I don’t know if any of you have been to Great Wolf Lodge, but if you’re wondering what it’s like, imagine Las Vegas in all its blinking, garish glory, only instead of empty liquor cups everywhere there are empty froyo cups everywhere.
It also is probably the only place in the world where you check out at ham o’clock.
Remember how Pinnochio grows a set of ears when he plays hooky to go to Toyland? Guess what they give the kids the minute you check in at GWL.
At the check-in desk, they pipe in some kind of smell that makes parents weak and vulnerable and you end up buying the $50 passes that include a magic wand, mini golf, 20 arcade points, a walk through a mirror maze, a scoop of ice cream, a cup of bulk candy, and “free” entry to the high ropes course—which, after all the things that came before it, is really just a death threat.
The first thing you do is take the kids to the indoor water park, where if you are holding your son’s hand, you are too far away for him to hear you. The kid whose hand your are holding declares he doesn’t like water and wants to watch TV in the room. You pretend you can’t hear him, which you actually can’t. You spend two hours hours looking for the other kids until you finally give up and hope that whatever families they ended up with are nice ones.
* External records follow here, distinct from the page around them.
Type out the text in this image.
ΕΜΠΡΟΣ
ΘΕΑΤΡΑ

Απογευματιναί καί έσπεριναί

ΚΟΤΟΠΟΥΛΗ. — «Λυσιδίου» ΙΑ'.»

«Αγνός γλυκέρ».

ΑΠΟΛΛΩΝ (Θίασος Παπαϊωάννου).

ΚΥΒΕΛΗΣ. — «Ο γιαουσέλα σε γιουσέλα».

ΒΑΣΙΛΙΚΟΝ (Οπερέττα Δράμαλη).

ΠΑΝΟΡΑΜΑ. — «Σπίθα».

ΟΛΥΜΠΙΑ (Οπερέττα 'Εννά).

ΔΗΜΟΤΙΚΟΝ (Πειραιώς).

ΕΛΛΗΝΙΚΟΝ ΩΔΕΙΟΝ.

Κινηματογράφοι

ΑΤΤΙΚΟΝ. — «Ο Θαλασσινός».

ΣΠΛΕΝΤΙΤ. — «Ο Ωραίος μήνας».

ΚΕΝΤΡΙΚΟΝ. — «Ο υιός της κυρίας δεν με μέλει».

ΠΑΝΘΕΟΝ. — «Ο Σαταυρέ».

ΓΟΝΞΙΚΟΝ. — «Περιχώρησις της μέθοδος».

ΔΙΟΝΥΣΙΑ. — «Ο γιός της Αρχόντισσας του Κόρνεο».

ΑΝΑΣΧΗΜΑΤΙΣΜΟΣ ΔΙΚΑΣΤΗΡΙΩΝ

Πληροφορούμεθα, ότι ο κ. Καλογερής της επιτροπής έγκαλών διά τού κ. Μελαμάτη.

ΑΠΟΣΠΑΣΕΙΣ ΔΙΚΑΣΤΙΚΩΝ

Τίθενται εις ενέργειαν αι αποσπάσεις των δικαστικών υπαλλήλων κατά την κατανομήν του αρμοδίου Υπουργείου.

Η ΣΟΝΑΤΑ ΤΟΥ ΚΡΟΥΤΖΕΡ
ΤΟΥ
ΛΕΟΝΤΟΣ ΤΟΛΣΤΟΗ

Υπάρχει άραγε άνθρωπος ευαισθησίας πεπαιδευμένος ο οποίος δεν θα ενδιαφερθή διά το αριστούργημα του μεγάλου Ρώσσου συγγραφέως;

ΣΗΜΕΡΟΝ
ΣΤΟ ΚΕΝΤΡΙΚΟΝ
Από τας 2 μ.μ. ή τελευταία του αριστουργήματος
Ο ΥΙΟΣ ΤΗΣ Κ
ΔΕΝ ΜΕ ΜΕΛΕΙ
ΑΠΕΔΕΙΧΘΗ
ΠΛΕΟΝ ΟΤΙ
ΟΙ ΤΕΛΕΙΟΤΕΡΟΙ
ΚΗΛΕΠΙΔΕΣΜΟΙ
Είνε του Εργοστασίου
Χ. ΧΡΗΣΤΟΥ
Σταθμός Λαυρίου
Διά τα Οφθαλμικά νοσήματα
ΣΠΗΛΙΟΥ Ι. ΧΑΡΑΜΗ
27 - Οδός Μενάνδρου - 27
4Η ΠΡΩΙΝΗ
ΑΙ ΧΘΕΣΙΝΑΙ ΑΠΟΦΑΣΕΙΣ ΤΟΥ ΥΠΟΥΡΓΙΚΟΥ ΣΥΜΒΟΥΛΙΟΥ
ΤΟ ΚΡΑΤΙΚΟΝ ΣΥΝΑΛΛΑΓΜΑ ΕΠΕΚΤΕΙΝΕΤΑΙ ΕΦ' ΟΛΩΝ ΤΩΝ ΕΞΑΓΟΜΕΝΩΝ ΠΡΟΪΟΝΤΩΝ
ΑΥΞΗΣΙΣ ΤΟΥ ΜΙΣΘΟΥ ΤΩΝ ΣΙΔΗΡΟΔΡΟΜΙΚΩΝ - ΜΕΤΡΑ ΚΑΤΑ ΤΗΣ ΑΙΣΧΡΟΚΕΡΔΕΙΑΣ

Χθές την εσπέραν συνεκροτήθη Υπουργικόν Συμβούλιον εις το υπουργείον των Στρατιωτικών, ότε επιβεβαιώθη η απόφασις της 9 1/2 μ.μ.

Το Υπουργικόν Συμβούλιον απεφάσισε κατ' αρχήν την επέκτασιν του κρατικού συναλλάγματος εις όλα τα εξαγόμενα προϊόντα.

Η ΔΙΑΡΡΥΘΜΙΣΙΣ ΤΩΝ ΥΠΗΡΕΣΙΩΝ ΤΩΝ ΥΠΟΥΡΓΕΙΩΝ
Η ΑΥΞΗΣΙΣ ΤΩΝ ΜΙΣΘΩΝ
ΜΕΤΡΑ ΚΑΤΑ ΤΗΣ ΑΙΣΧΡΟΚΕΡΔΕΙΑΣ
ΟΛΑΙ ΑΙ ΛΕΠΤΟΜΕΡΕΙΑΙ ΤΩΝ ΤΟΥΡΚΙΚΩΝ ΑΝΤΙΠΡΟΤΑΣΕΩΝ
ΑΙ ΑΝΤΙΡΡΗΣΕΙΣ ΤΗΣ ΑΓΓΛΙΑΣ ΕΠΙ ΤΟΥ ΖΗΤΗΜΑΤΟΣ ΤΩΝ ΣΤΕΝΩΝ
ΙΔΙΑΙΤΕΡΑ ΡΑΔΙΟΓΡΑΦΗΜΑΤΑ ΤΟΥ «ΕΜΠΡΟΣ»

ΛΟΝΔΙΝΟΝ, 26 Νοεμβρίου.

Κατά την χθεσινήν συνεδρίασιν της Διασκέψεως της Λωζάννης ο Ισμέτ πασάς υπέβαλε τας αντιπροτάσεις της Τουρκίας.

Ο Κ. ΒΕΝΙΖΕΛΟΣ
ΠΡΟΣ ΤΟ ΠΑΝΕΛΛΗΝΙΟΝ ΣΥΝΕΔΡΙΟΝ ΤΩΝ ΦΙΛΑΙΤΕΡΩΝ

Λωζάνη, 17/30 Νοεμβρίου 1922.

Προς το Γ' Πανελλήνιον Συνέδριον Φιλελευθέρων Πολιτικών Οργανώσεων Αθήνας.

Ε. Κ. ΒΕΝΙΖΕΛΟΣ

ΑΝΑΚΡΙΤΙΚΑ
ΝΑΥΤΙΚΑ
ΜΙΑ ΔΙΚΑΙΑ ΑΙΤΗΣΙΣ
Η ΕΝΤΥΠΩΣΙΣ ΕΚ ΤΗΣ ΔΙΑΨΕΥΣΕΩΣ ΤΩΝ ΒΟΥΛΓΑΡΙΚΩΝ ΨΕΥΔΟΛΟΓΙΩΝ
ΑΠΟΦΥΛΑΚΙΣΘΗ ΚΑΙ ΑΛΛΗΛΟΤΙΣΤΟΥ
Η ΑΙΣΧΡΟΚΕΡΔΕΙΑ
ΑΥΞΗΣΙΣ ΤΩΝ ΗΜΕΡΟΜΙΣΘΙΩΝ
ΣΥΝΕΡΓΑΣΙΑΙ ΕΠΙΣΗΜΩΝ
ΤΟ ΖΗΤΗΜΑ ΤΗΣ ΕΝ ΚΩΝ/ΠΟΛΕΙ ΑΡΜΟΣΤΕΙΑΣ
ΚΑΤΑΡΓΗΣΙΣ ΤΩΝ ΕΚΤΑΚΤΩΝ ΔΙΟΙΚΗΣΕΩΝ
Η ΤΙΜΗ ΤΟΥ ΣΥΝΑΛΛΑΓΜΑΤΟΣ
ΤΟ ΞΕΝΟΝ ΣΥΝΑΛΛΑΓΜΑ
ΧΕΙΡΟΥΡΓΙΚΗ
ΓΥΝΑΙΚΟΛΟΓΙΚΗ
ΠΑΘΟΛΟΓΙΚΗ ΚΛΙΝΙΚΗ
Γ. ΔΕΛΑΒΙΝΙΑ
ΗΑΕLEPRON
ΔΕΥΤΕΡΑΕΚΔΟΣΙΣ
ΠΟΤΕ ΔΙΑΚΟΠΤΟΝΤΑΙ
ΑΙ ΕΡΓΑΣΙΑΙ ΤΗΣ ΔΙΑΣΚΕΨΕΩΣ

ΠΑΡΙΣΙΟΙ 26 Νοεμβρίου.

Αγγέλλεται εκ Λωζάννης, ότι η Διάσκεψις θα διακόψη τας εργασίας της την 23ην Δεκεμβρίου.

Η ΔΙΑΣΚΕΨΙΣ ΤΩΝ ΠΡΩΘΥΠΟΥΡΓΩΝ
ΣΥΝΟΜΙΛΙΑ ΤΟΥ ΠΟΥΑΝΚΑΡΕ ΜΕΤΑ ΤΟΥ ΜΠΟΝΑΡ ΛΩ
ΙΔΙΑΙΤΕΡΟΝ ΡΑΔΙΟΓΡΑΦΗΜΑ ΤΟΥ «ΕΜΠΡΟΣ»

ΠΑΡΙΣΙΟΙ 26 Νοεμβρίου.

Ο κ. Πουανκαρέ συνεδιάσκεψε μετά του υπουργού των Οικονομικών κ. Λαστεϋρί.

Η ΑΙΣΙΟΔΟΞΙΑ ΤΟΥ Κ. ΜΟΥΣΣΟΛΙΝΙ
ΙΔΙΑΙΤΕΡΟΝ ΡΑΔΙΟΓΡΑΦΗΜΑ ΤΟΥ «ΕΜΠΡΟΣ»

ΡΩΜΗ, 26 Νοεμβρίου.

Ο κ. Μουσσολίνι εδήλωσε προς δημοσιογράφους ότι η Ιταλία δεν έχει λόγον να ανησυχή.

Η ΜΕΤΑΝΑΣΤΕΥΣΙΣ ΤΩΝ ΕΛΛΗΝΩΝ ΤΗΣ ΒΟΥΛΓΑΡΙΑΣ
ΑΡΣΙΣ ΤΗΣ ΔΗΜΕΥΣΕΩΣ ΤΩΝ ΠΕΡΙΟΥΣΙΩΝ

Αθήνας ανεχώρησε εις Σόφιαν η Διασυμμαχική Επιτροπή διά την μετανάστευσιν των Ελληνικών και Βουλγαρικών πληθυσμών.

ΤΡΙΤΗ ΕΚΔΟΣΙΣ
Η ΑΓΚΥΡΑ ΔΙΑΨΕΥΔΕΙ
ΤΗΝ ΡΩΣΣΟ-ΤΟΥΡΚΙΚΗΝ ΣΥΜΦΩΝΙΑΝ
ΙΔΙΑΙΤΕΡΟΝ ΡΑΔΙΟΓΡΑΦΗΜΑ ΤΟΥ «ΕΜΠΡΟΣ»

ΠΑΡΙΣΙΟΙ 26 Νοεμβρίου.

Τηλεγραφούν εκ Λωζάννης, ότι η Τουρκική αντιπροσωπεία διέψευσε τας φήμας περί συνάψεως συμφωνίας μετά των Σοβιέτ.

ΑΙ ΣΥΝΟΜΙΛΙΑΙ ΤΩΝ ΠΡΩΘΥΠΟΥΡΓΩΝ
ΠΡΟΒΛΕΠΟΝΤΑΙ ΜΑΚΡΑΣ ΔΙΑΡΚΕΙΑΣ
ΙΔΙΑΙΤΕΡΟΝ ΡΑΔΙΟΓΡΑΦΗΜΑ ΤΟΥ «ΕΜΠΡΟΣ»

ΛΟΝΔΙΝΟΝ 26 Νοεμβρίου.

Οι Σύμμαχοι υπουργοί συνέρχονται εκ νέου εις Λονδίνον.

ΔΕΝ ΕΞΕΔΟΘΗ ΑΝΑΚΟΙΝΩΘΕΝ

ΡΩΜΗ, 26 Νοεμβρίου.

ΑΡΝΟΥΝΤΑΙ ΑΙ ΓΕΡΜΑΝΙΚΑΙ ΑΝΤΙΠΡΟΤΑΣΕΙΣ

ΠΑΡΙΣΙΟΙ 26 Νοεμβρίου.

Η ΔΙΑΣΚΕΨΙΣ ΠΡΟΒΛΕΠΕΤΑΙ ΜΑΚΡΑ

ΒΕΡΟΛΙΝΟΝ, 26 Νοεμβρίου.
Then, out of nowhere, your other children show up, wondering why you look so irritated. You are so exhausted you take everyone to the room to watch TV.
Then the boys want to go cash in all those things on their “paw passes,” so you start looking for those nice families they found earlier to maybe take care of that for you, but when you open the door, all you see are children. So many, many children. Where did all the adults go? Is it even safe for adults here?!
Fortunately, we were vacationing with our friends who have a super sweet, 6’2” fifteen-year-old, and he took the boys around while the adults sat in the room and asked each other repeatedly, “Can you hear anything anymore?”
The boys, of course, loved it. They loved their wolf ears, loved the magic quests, loved the two arcade games that 20 points bought them, loved all 90 seconds of the mirror maze, and especially especially loved the scoop of ice cream and the cup of cavities their passes got them.
On the way home, we stopped at McDonald’s for lunch, which was a healthy break from all that junk we had been eating. There, the boys asked me if I had a good time at Great Wolf Lodge. I said I did. I said it always makes me happy to see my boys having a good time. Vincenzo said, “Yeah, but what about you? Did you have a good time?”
And I thought of us all right there, eating cheeseburgers, my boys looking at me with big eyes, wanting to know if I had a good time at the water park, so I told him the truth.
I did. I really, really did.
WHAT’S COOKIN’ 2NITE:
I actually don’t know. I don’t know what I’m cooking tonight! This is so weird!